For an institution with specific business case the authorities are likely only part of their own ValOS infrastructure. If they want to perform protected computation, host query-response business logic, expose API's etc. as they're very likely to want to do they will launch Perspire Gateway workers.
These workers however run the same gateway as Inspire Gateway in the
browser does the same technical guarantees that made to Inspire Gateway
users apply to them also. In addition, the initial configuration of
a Logic/Perspire
Gateway can be made as restrictive as desired,
allowing execution of only a select set of partitions and communication
with only the authorities of the institution itself.
Note: this section is of noticeably lesser quality than the earlier sections and truly just a draft starting point.
Everyone is a potential attacker from the general ValOS standpoint. The vertical scope of ValOS infrastructure is the OSI application/presentation layer as that's where events and their resource contents are handled. For some behaviors the session layer is relevant: there is value in an authoritiy being able to tie a gateway user login identity to a particular connection separately from the key that the gateway uses to sign events.
Horizontal scope is everyone involved at all stages of the event stream handling, including all gateway streaming nodes and the backend authorities.
For partition behaviors the attack target is the specific behaviors that ValOS infrastructure allows that particular partition to make. For this the aim of the attacker can be any of the following generic goals:
- getting answers to specific "yes/no" questions regarding streamed information
- extraction of arbitrary information content from an event stream
- disruption of event streams with corrupted events so that they get blocked
- forgery of new events (incl. impersonation) so that they pass crypto auditing
- alteration of existing event history
For gateway guarantees the attack target is 'privilege escalation', so that malicious partition content can break the restriction guarantees that were requested from the gateway by the root application partition and/or by the gateway user. Browsers implement this by deny-all, allow-by-CORS, we will have to either co-opt CORS or come up with our own.

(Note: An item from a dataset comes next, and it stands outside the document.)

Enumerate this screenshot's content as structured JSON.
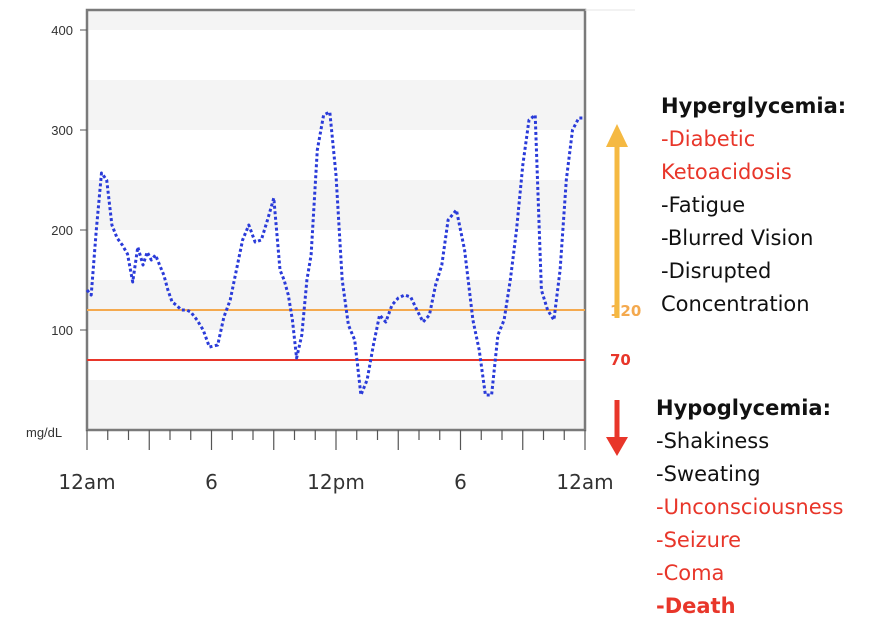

This section not even started.
NOTE(iridian, 2019-02): Two hilariously general hand-wavy principles or a wishlist that I dumped here to use as a conceptualization starting point:
-
no-cascade principle: when a set of assumptions are broken in a way that leads to break-down of a partition behavior or a gateway guarantee this shall only result in a sub-sequent breakdown of lesser amount other assumptions. What is lesser should be well-defined as some type of total ordering between over all behaviours/guarantees and their assumptions.
-
baseline-read-failure-to-no-writes: when an attacker manages to breach for an unencrypted read access to either a not-specifically-protected part of the event stream content handling, to in-memory execution contexts or to persisted content this breach must not result in the attacker being able to use information to make new events with impersonated identity or elevated privileges against baseline-secured partitions.
"specifically-protected" is a provision for storage that contains identity information, security tokens etc. It could f.ex. be a solution where event signing is done in a process space separate to the JavaScript execution context (service workers, using crypto API, etc). Alternatively an authority can maintain identity sessions and only accepts events which are coming across that particular session and are signed by an identity affiliated with that session, in a solution where session login key/password are not stored or are stored separately from the event signing key.